Während Hunderttausende Ukrainer: innen aus ihrem Land fliehen, versuchen Hilfsorganisationen möglichst schnell dorthin zu gelangen. Aber sie stoßen auf Hindernisse: Weil humanitäre Korridore noch nicht geschaffen wurden, stecken die Konvois mit lebensrettenden Hilfsgütern in riesigen Schlangen an Grenzübergängen.

„Die ukrainischen Retter, die die Hilfstransporte an der Grenze entgegennehmen, haben keine Priorität bei der Durchfahrt. Das ist momentan unsere größte Sorge, weil es zu erheblichen Verzögerungen führt“, sagt Zadroga. Bei Hrebenne an der polnisch-ukrainischen Grenze muss man aktuell bis zu 60 Stunden ausharren.

Angesichts des Krieges scheint die Pandemie in den Hintergrund zu rücken. „Bisher haben uns keine Appelle erreicht, dass Ärzt:innen Unterstützung beim Kampf gegen Corona brauchen“, sagt Zadroga. Dabei ist die Impfquote der Ukrainer:innen niedrig: Nur 35 Prozent sind vollständig geimpft und gerade einmal zwei Prozent geboostert.

[Alle aktuellen Entwicklungen im Ukraine-Krieg können Sie hier in unserem Newsblog verfolgen.]

Doch das ist nicht das einzige Problem: Krankheiten, die in Deutschland kaum noch vorkommen oder gut behandelbar sind, wüteten in den vergangenen Jahrzehnten in den ehemaligen Sowjetrepubliken. Die Ukraine hatte etwa die vierthöchste Tuberkulose-Inzidenz in Europa, dazu sind viele Patient:innen von antiobiotikaresistenter Tuberkulose betroffen. Die ist nur mit sehr teuren Medikamenten behandelbar, außerdem muss die Behandlung konsequent zu Ende gebracht werden, denn sonst bilden sich neue Resistenzen.

Die Organisation „Ärzte ohne Grenzen“ betrieb deshalb in den vergangenen Jahren ein Tuberkulose- und ein HIV-Zetrum in Serverodonezk und Schytomyr sowie medizinische Angebote in der Krisenregion Donezk. Diese Angebote sind atuell eingestellt.

Hilfsprojekte mussten schließen

Die Fortschritte der vergangenen Jahre sieht die Organisation nun in Gefahr – zumal Flucht, enge Lebensbedingungen, schlechte Ernährung und Kälte die Ausbreitung von Tuberkulose noch begünstigen. „Wir sehen Zehntausende auf den Straßen, die Angst haben und auf der Flucht sind“, sagt eine Sprecherin.

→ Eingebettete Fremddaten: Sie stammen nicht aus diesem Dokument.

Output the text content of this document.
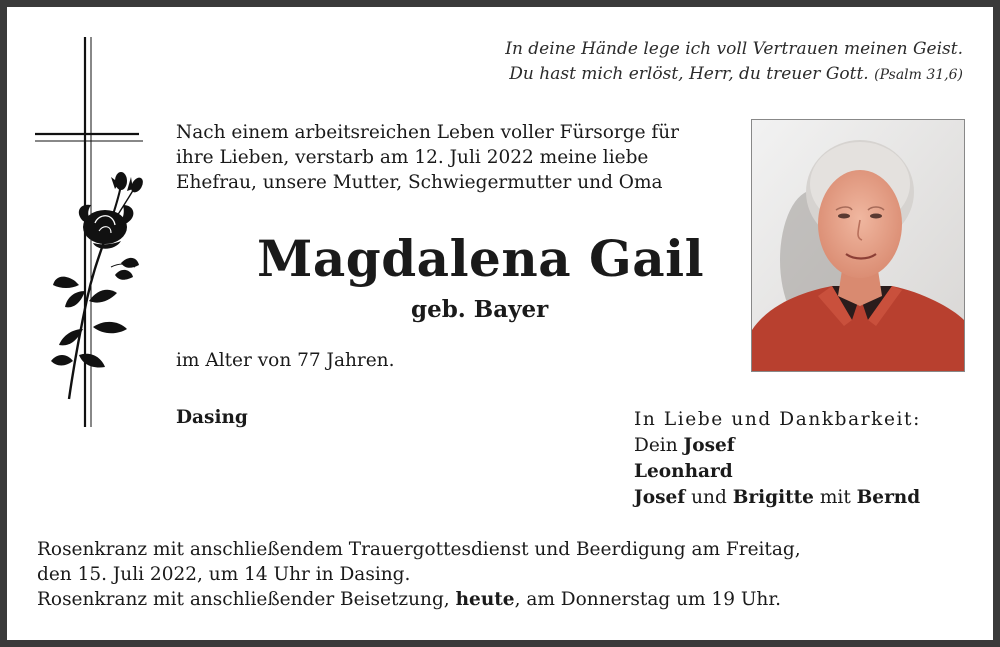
In deine Hände lege ich voll Vertrauen meinen Geist.
Du hast mich erlöst, Herr, du treuer Gott. (Psalm 31,6)
Nach einem arbeitsreichen Leben voller Fürsorge für
ihre Lieben, verstarb am 12. Juli 2022 meine liebe
Ehefrau, unsere Mutter, Schwiegermutter und Oma
Magdalena Gail
geb. Bayer
im Alter von 77 Jahren.
Dasing	In Liebe und Dankbarkeit:
Dein Josef
Leonhard
Josef und Brigitte mit Bernd
Rosenkranz mit anschließendem Trauergottesdienst und Beerdigung am Freitag,
den 15. Juli 2022, um 14 Uhr in Dasing.
Rosenkranz mit anschließender Beisetzung, heute, am Donnerstag um 19 Uhr.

Bevor die Angriffe begannen, versorgte die Organisation ihre Patienten mit einem Medikamentenvorrat für einen Monat. „Der Mangel war bereits groß, denn die Menschen haben acht Jahre bewaffneten Konflikt durchgemacht und wir machen uns Sorgen um die Folgen längerer Kämpfe für unsere Patienten, von denen viele alt und chronisch krank sind“, erklärt eine Sprecherin des ukrainischen Ärzte-ohne-Grenzen-Teams.

Kurz vor der Eskalation habe man Krankenhauspersonal in Donezk und Luhansk in Notfallmedizin und -chirurgie ausgebildet. Außerdem erhielt ein Krankenhaus in der Hafenstadt Mariupol Ausrüstung für einen Massennotfall, wie etwa einen Bombenangriff.